O ex-presidente Luiz Inácio Lula da Silva depôs ontem (5) como testemunha de defesa do ex-governador Sérgio Cabral e disse que não houve trapaça na votação que elegeu o Rio de Janeiro como sede dos Jogos Olímpicos de 2016. Preso na Su­perintendência da Polícia Federal em Curitiba, Lula também res­pondeu, por videoconferência, a perguntas do Ministério Público Federal e do juiz Marcelo Bretas, da 7ª Vara Federal Criminal.

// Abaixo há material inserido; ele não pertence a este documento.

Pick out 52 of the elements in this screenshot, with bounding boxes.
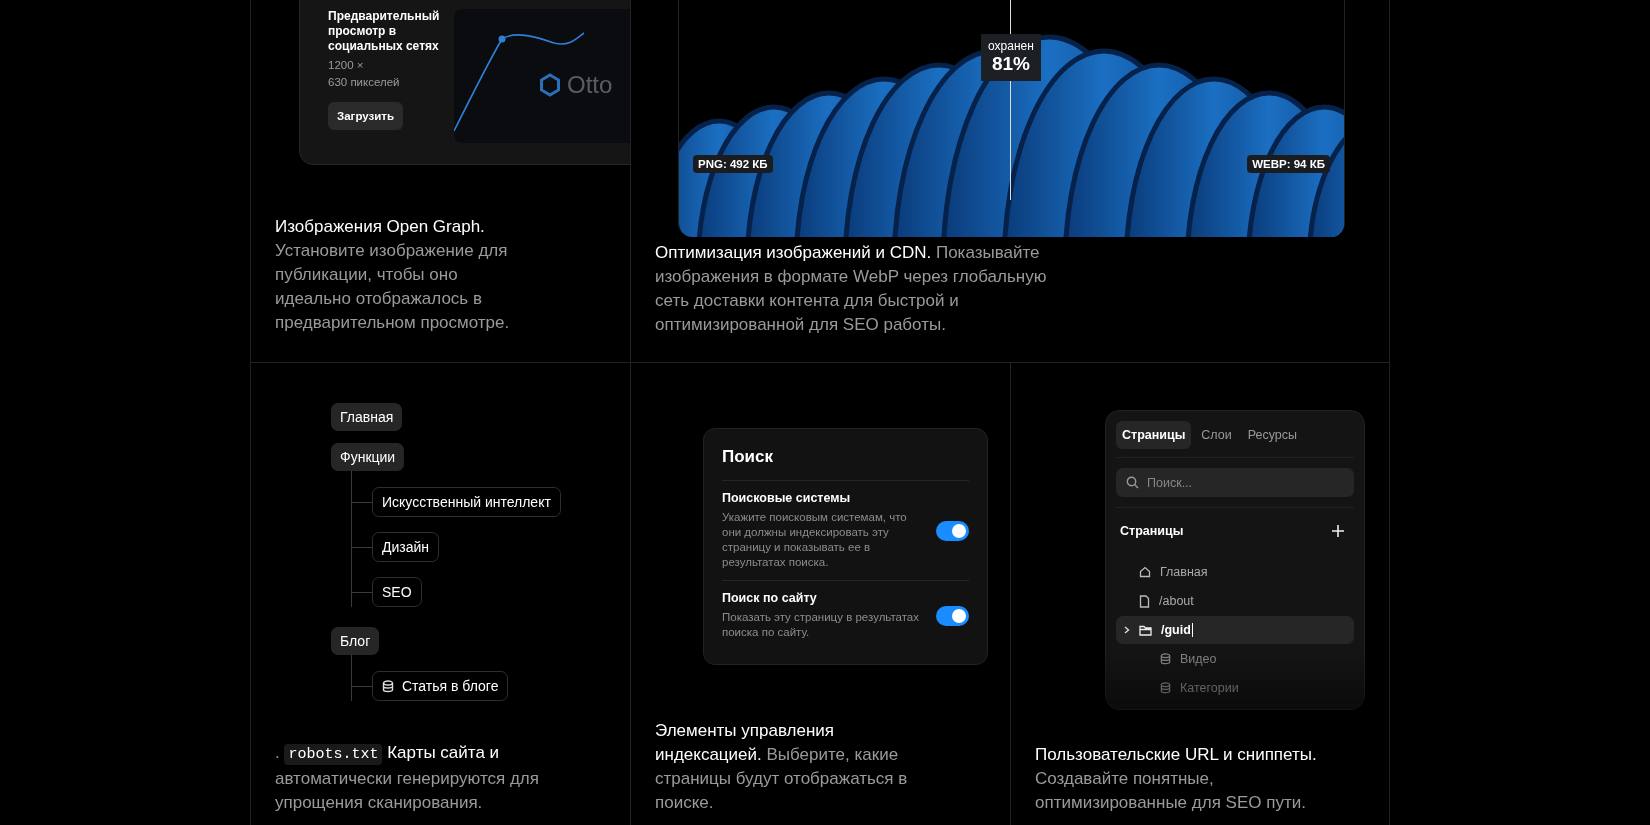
sitemap-node[interactable]: Функции [331, 443, 405, 471]
panel-tab[interactable]: Страницы [1116, 421, 1192, 449]
page-label: Категории [1180, 681, 1239, 695]
setting-description: Укажите поисковым системам, что они должны индексировать эту страницу и показывать ее в результатах поиска. [722, 510, 908, 570]
feature-description: Пользовательские URL и сниппеты. Создавайте понятные, оптимизированные для SEO пути. [1035, 744, 1318, 814]
sitemap-node[interactable]: Главная [331, 403, 403, 431]
size-text: 1200 × [328, 59, 364, 71]
logo-text: Otto [567, 71, 613, 99]
plus-icon[interactable] [1332, 525, 1344, 537]
search-field[interactable]: Поиск... [1116, 468, 1354, 497]
size-label: PNG: 492 КБ [693, 155, 773, 173]
setting-label: Поисковые системы [722, 491, 852, 505]
upload-button[interactable]: Загрузить [328, 102, 403, 130]
page-label: /guid [1161, 623, 1191, 637]
preview-title: Предварительный просмотр в социальных сетях [328, 9, 440, 54]
database-icon [1160, 653, 1171, 665]
section-title: Страницы [1120, 524, 1184, 538]
size-label: WEBP: 94 КБ [1247, 155, 1330, 173]
savings-badge: охранен 81% [981, 34, 1041, 81]
setting-description: Показать эту страницу в результатах поиска по сайту. [722, 610, 920, 640]
chevron-icon [1124, 626, 1130, 634]
page-label: Главная [1160, 565, 1208, 579]
setting-label: Поиск по сайту [722, 591, 818, 605]
sitemap-node[interactable]: Дизайн [372, 532, 440, 562]
page-item[interactable]: Главная [1116, 558, 1354, 586]
sitemap-node[interactable]: Блог [331, 627, 380, 655]
page-label: /about [1159, 594, 1194, 608]
feature-description: . robots.txt Карты сайта и автоматически генерируются для упрощения сканирования. [275, 742, 540, 814]
toggle-switch[interactable] [936, 520, 969, 541]
sitemap-node[interactable]: Искусственный интеллект [372, 487, 561, 517]
database-icon [1160, 682, 1171, 694]
panel-tab[interactable]: Ресурсы [1241, 421, 1304, 449]
feature-description: Оптимизация изображений и CDN. Показывайте изображения в формате WebP через глобальную сеть доставки контента для быстрой и оптимизированной для SEO работы. [655, 242, 1048, 336]
size-text: 630 пикселей [328, 76, 400, 88]
home-icon [1139, 566, 1151, 578]
feature-description: Изображения Open Graph. Установите изображение для публикации, чтобы оно идеально отображалось в предварительном просмотре. [275, 216, 511, 334]
feature-description: Элементы управления индексацией. Выберите, какие страницы будут отображаться в поиске. [655, 720, 909, 814]
page-item[interactable]: /about [1116, 587, 1354, 615]
sitemap-node[interactable]: Статья в блоге [372, 671, 509, 701]
text-cursor [1191, 623, 1193, 637]
panel-tab[interactable]: Слои [1195, 421, 1238, 449]
database-icon [382, 679, 394, 693]
folder-icon [1139, 624, 1152, 636]
sitemap-node[interactable]: SEO [372, 577, 422, 607]
hexagon-icon [539, 73, 561, 97]
toggle-switch[interactable] [936, 605, 969, 626]
card-title: Поиск [722, 447, 969, 481]
page-label: Видео [1180, 652, 1217, 666]
file-icon [1139, 594, 1150, 608]
page-item[interactable]: Видео [1116, 645, 1354, 673]
search-icon [1126, 476, 1139, 489]
page-item[interactable]: /guid [1116, 616, 1354, 644]
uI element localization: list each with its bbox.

“Quem fala que foi trapaça não entende nada de nada e não viveu o que nós vivemos”, disse Lula, que afirmou que a candidatura do Rio de Janeiro só poderia ser bem sucedida se houvesse o empenho do gover­no federal e do Itamaraty.

“Sem o envolvimento do Brasil como um todo, o Rio de Janeiro não ganharia. O Brasil vivia um momento sensacional e tinha virado um protagonista internacional.”

O ex-presidente também respondeu a perguntas da de­fesa de Carlos Arthur Nuzman, que é réu acusado de partici­par do mesmo esquema. Lula afirmou que Nuzman era uma figura respeitada internacional­mente. “Não vi nenhuma atitu­de dele que pudesse desabonar o Brasil ou as Olimpíadas.”

Ao responder às pergun­tas, o ex-presidente criticou a imprensa, afirmando que nem sempre se pode acreditar no que é publicado. Ele afirmou ainda que o Brasil vive um momento de denuncismo. “Eu só lamen­to que venha uma denúncia de compra de delegado anos de­pois. Não sei quem fez a denún­cia e não quero saber. Como es­tamos vivendo um momento de denuncismo”, disse Lula que foi interrompido pelo juiz Bretas.